To me nothing says “Toy Train” like a bright shiny steam locomotive esp. if it’s a freight hauler. Like some of the above posts I try to model as near to the real world as it gets. Why worry about whether a model is the right “phase” if after you are done it still looks like a bright shiny toy.

Bob DeWoody

I haven’t attempted weathering yet. But I voted for “Doesn’t Matter.” Sometimes, it is good to have a mix, because railroads to clean locomotives at times, and then there are always new things appearing that are clean and shiny.

Weathering. Everything, everywhere, all the time.

Of course it matters. I can’t have any ‘glossy toys’ present on my layout.

I’m going to weather all my stuff with Exhuast around the stack(s) and dust on the trucks. I’m not big on heavy weathering. I like to be able to see the engine. so all my engines just get road dust and black exhuast.
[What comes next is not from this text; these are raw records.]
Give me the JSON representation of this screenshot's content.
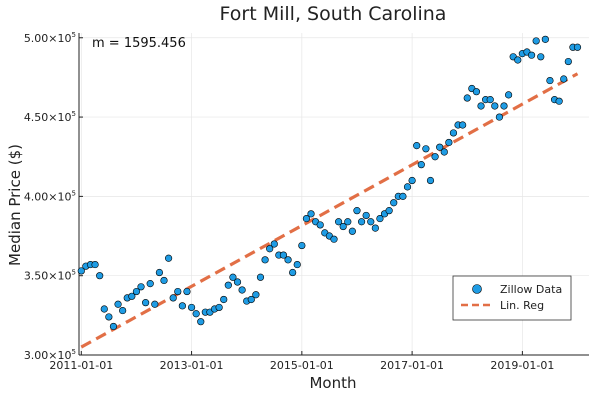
{
  "chart_data": {
    "type": "scatter",
    "title": "Fort Mill, South Carolina",
    "xlabel": "Month",
    "ylabel": "Median Price ($)",
    "annotation": "m = 1595.456",
    "x_ticks": [
      {
        "label": "2011-01-01",
        "value": 0
      },
      {
        "label": "2013-01-01",
        "value": 24
      },
      {
        "label": "2015-01-01",
        "value": 48
      },
      {
        "label": "2017-01-01",
        "value": 72
      },
      {
        "label": "2019-01-01",
        "value": 96
      }
    ],
    "y_ticks": [
      {
        "mantissa": "3.00×10",
        "exp": "5",
        "value": 300000
      },
      {
        "mantissa": "3.50×10",
        "exp": "5",
        "value": 350000
      },
      {
        "mantissa": "4.00×10",
        "exp": "5",
        "value": 400000
      },
      {
        "mantissa": "4.50×10",
        "exp": "5",
        "value": 450000
      },
      {
        "mantissa": "5.00×10",
        "exp": "5",
        "value": 500000
      }
    ],
    "xlim": [
      -0.5,
      110.5
    ],
    "ylim": [
      300000,
      503000
    ],
    "grid": true,
    "legend": {
      "position": "bottom-right",
      "scatter_label": "Zillow Data",
      "line_label": "Lin. Reg"
    },
    "colors": {
      "scatter": "#1f9ce4",
      "line": "#e26f46"
    },
    "series": [
      {
        "name": "Zillow Data",
        "kind": "scatter",
        "x": [
          0,
          1,
          2,
          3,
          4,
          5,
          6,
          7,
          8,
          9,
          10,
          11,
          12,
          13,
          14,
          15,
          16,
          17,
          18,
          19,
          20,
          21,
          22,
          23,
          24,
          25,
          26,
          27,
          28,
          29,
          30,
          31,
          32,
          33,
          34,
          35,
          36,
          37,
          38,
          39,
          40,
          41,
          42,
          43,
          44,
          45,
          46,
          47,
          48,
          49,
          50,
          51,
          52,
          53,
          54,
          55,
          56,
          57,
          58,
          59,
          60,
          61,
          62,
          63,
          64,
          65,
          66,
          67,
          68,
          69,
          70,
          71,
          72,
          73,
          74,
          75,
          76,
          77,
          78,
          79,
          80,
          81,
          82,
          83,
          84,
          85,
          86,
          87,
          88,
          89,
          90,
          91,
          92,
          93,
          94,
          95,
          96,
          97,
          98,
          99,
          100,
          101,
          102,
          103,
          104,
          105,
          106,
          107,
          108
        ],
        "y": [
          353000,
          356000,
          357000,
          357000,
          350000,
          329000,
          324000,
          318000,
          332000,
          328000,
          336000,
          337000,
          340000,
          343000,
          333000,
          345000,
          332000,
          352000,
          347000,
          361000,
          336000,
          340000,
          331000,
          340000,
          330000,
          326000,
          321000,
          327000,
          327000,
          329000,
          330000,
          335000,
          344000,
          349000,
          346000,
          341000,
          334000,
          335000,
          338000,
          349000,
          360000,
          367000,
          370000,
          363000,
          363000,
          360000,
          352000,
          357000,
          369000,
          386000,
          389000,
          384000,
          382000,
          377000,
          375000,
          373000,
          384000,
          381000,
          384000,
          378000,
          391000,
          384000,
          388000,
          384000,
          380000,
          386000,
          389000,
          391000,
          396000,
          400000,
          400000,
          406000,
          410000,
          432000,
          420000,
          430000,
          410000,
          425000,
          431000,
          428000,
          434000,
          440000,
          445000,
          445000,
          462000,
          468000,
          466000,
          457000,
          461000,
          461000,
          457000,
          450000,
          457000,
          464000,
          488000,
          486000,
          490000,
          491000,
          489000,
          498000,
          488000,
          499000,
          473000,
          461000,
          460000,
          474000,
          485000,
          494000,
          494000
        ]
      },
      {
        "name": "Lin. Reg",
        "kind": "line",
        "slope": 1595.456,
        "x": [
          0,
          108
        ],
        "y": [
          305000,
          477309
        ]
      }
    ]
  }
}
I weather EVERYTHING but in varying amounts.

I’ve got a couple old wood boxcars that look practically decrepit. OTOH, I’ve got cars that almost look new but are a bit dusty with only slightly faded looking paint. One example I did recently were a couple of the Athearn grain boxcars for Burlington. I’m modeling 1969 and these cars came out only a year earlier…well, at least according to the BLT date on the carside.